Locana: Storia del campo di prigionia 127 di Ornella De Paoli

È un pezzo di storia quasi dimenticato, quello riemerso la settimana scorsa, in occasione della commemorazione del 25 aprile a cui ha partecipato un ospite eccezionale, il Console generale della Bosnia Erzegovina, Igor Babic. È la storia del campo di prigionia PG 127 che si trovava nelle Casermette di Locana, l’edificio ove ora ha sede il gruppo Alpini. Da gennaio a maggio 1942 vi furono detenuti 196 greci e, dal luglio dello stesso anno fino all’8 settembre 1943, 100 slavi. Per ricordare questa vicenda, l’amministrazione comunale ha posto sulla facciata delle Casermette una targa in memoria dei prigionieri, del comandante del campo, capitano Vincenzo Sacchi, e dell’interprete dei greci, sergente maggiore Renato Moro (di Varese, ma diventato cittadino locanese nel dopo guerra).
«Nato ad Istanbul, dove il nonno impresario risiedeva per lavoro e dove era nato suo padre, Moro si era arruolato nell’esercito italiano allo scoppio del conflitto – ha spiegato l’assessore comunale Silvana Cavoretto – . Diventò interprete per i prigionieri greci perché a conoscenza della lingua greca appresa dalla mamma».
A scoprire la targa, presenti il sindaco Giovanni Bruno Mattiet, varie autorità e la banda musicale di Sparone, sono stati la figlia di Moro, Silvana, ed Igor Babic. «Quand’ero ragazzino, mio nonno paterno, Vojin, mi raccontava spesso storie di guerra – ha ricordato il Console -. Era stato fatto prigioniero nel 1941 dalle truppe italiane durante l’occupazione del Regno Jugoslavo, poi portato con altri connazionali in Italia, a Locana, a lavorare per l’Aem alla costruzione del tratto d’impianto Bardonetto-Pont. Era un contesto di guerra difficile, eppure, della sua permanenza a Locana, mio nonno non ha mai raccontato un’amarezza, un dispiacere. Anzi, mi raccontava come la gente fosse disponibile ad aiutare, rendendo meno dura la prigionia prima e poi la fuga dopo l’armistizio. In questo modo ha seminato in me il desiderio di venire a Locana, per vedere i luoghi e le montagne che mi descriveva».

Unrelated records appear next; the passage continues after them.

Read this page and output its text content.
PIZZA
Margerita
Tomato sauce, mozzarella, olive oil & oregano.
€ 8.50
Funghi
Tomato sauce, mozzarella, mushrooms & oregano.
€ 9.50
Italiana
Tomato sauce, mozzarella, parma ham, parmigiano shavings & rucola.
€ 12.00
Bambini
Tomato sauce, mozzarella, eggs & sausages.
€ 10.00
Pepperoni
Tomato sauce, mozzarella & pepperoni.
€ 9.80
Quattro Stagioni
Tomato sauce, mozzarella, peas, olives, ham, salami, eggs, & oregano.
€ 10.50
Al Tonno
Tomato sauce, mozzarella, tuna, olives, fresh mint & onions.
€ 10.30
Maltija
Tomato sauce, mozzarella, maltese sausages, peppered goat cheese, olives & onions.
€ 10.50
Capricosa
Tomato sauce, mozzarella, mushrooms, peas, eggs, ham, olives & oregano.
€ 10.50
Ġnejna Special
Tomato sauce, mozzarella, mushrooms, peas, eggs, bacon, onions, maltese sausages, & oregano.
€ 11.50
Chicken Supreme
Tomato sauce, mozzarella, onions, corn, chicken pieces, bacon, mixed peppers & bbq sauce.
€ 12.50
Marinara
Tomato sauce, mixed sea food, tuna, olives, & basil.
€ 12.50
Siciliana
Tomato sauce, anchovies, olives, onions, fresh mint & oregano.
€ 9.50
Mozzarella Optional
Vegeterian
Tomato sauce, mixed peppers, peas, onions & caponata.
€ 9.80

Le storie del campo 127 e dei prigionieri di guerra in Canavese sono state ricostruite nel libro Helpers & Pow dalla professoressa Claretta Coda, che le ha illustrate in questa occasione. «L’autrice ha descritto i rapporti dei prigionieri con la popolazione e con i partigiani, ricordando l’importante contributo dato dagli slavi nella battaglia di Ceresole e nelle varie formazioni. Un esempio ne è proprio Vojin Babic, il quale, dopo la fuga dal campo, si era aggregato alla brigata d’assalto garibaldina Mario Zemo – riferisce Silvana Cavoretto –. Inoltre, la professoressa ha sottolineato come i prigionieri aiutassero nei lavori le famiglie che li soccorrevano e come queste fossero generose nei confronti di questi uomini venuti da lontano. Un’altra faccia della Resistenza, non armata, ma assidua, tenace, umanissima e silenziosa, che ha permesso di salvare un numero incalcolabile di vite».